Taking a Closer Look at the Costs

Even if you accept that such arrangements are legal, the financial results are not necessarily as attractive as one might think.  In my case, almost all of the cost of running my business for the next year will simply be the need to cover my own living and household expenses.

Let us assume for the moment, that my household and living expenses for the moment will be $75,000. How much money will I need to withdraw from my 401K account in order to have that much money available after all taxes and other expenses?  I have prepared a side-by-side comparison below:

The Self Directed IRA is Actually More Expensive
Model of How Much You Would Need to Withdraw to Have $75k of Cash

The money that routes through the Self-Directed IRA and the C-Corporation is subject to Social Security and Medicare taxes. These total 13.3% for 2011 and will total 15.3% for other years. The money which simply comes out of the 401K fund and goes into my bank account is subject to a 10% penalty. In either case, I end up paying income tax on the money. As shown above, simply paying the penalty ends up being slightly cheaper and you and up with a less cumbersome business structure as well.

On the other hand, if you have a significant need to fund non-salary business expenses, the picture looks a little different. Let us assume that in addition to the $75,000 of cash you need for living expenses, you also need $100,000 of non-salary business expense money as well. A common example would be the fit up of a new fast food franchise restaurant. The revised calculation looks like this:

Significant business expenses make the Self-Directed concept more attractive
Model of How Much You Withdraw With Business Expenses

Clearly, the Self-Directed IRA approach looks more attractive in this case. If you have such a need, you might want to consider risking a battle with the IRS and go ahead and use one of these service companies.
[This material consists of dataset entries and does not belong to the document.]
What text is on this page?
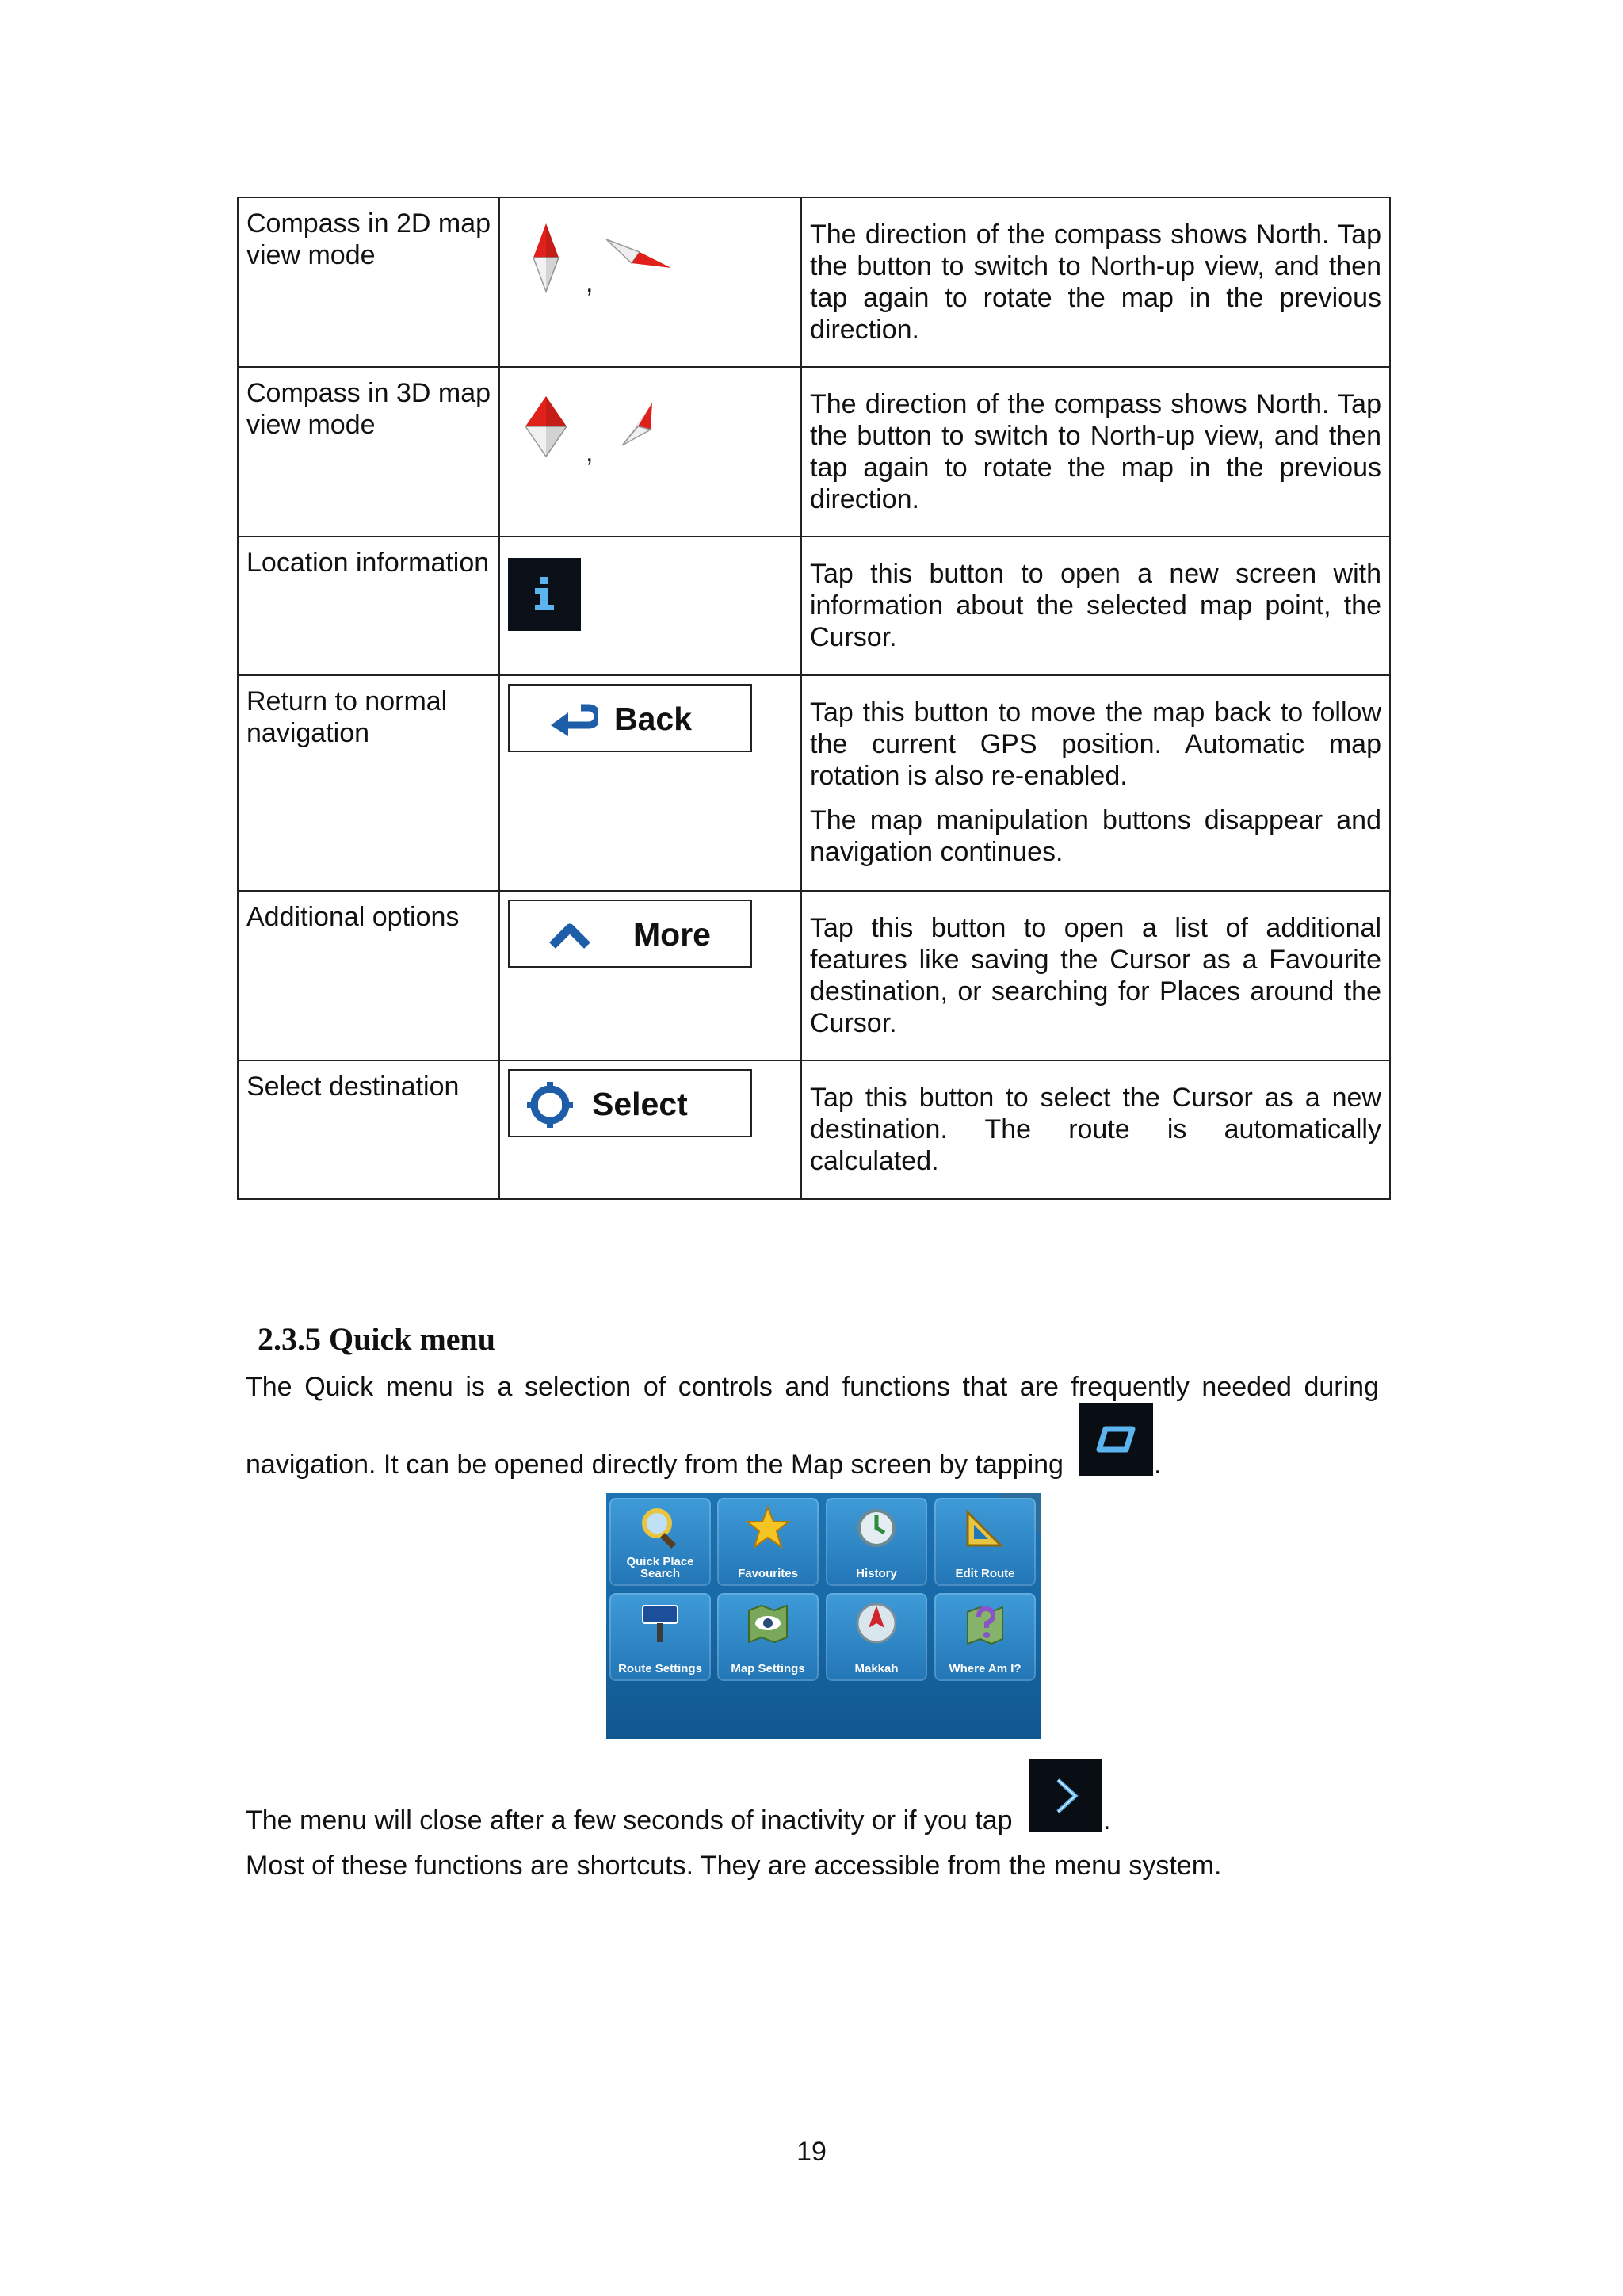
Compass in 2D map view mode	,	The direction of the compass shows North. Tap the button to switch to North-up view, and then tap again to rotate the map in the previous direction.

Compass in 3D map view mode	,	The direction of the compass shows North. Tap the button to switch to North-up view, and then tap again to rotate the map in the previous direction.

Location information		Tap this button to open a new screen with information about the selected map point, the Cursor.

Return to normal navigation	Back	Tap this button to move the map back to follow the current GPS position. Automatic map rotation is also re-enabled.

The map manipulation buttons disappear and navigation continues.

Additional options	More	Tap this button to open a list of additional features like saving the Cursor as a Favourite destination, or searching for Places around the Cursor.

Select destination	Select	Tap this button to select the Cursor as a new destination. The route is automatically calculated.

2.3.5 Quick menu
The Quick menu is a selection of controls and functions that are frequently needed during
navigation. It can be opened directly from the Map screen by tapping	.
Quick Place Search	Favourites	History	Edit Route
Route Settings	Map Settings	Makkah	Where Am I?
The menu will close after a few seconds of inactivity or if you tap	.
Most of these functions are shortcuts. They are accessible from the menu system.
19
I do not have such a need and it makes neither financial nor legal sense to risk battling with the IRS. I will simply do things the old-fashioned way: withdraw the money, pay the penalty, pay the taxes, and start my business.

Glossary for Overseas Readers

  • IRS – Internal Revenue Service. This is the department of the United States government that collects taxes.
  • IRA – Individual Retirement Account. This is a type of savings account that allows taxes on interest and capital gains to be deferred until the owner of the account retires. There are a number of rules surrounding such accounts including a 10% penalty for withdrawing funds before you reach retirement age.
  • 401K – A retirement fund similar to an IRA except that it is setup by your employer and your employer is allowed to match your contributions to the fund.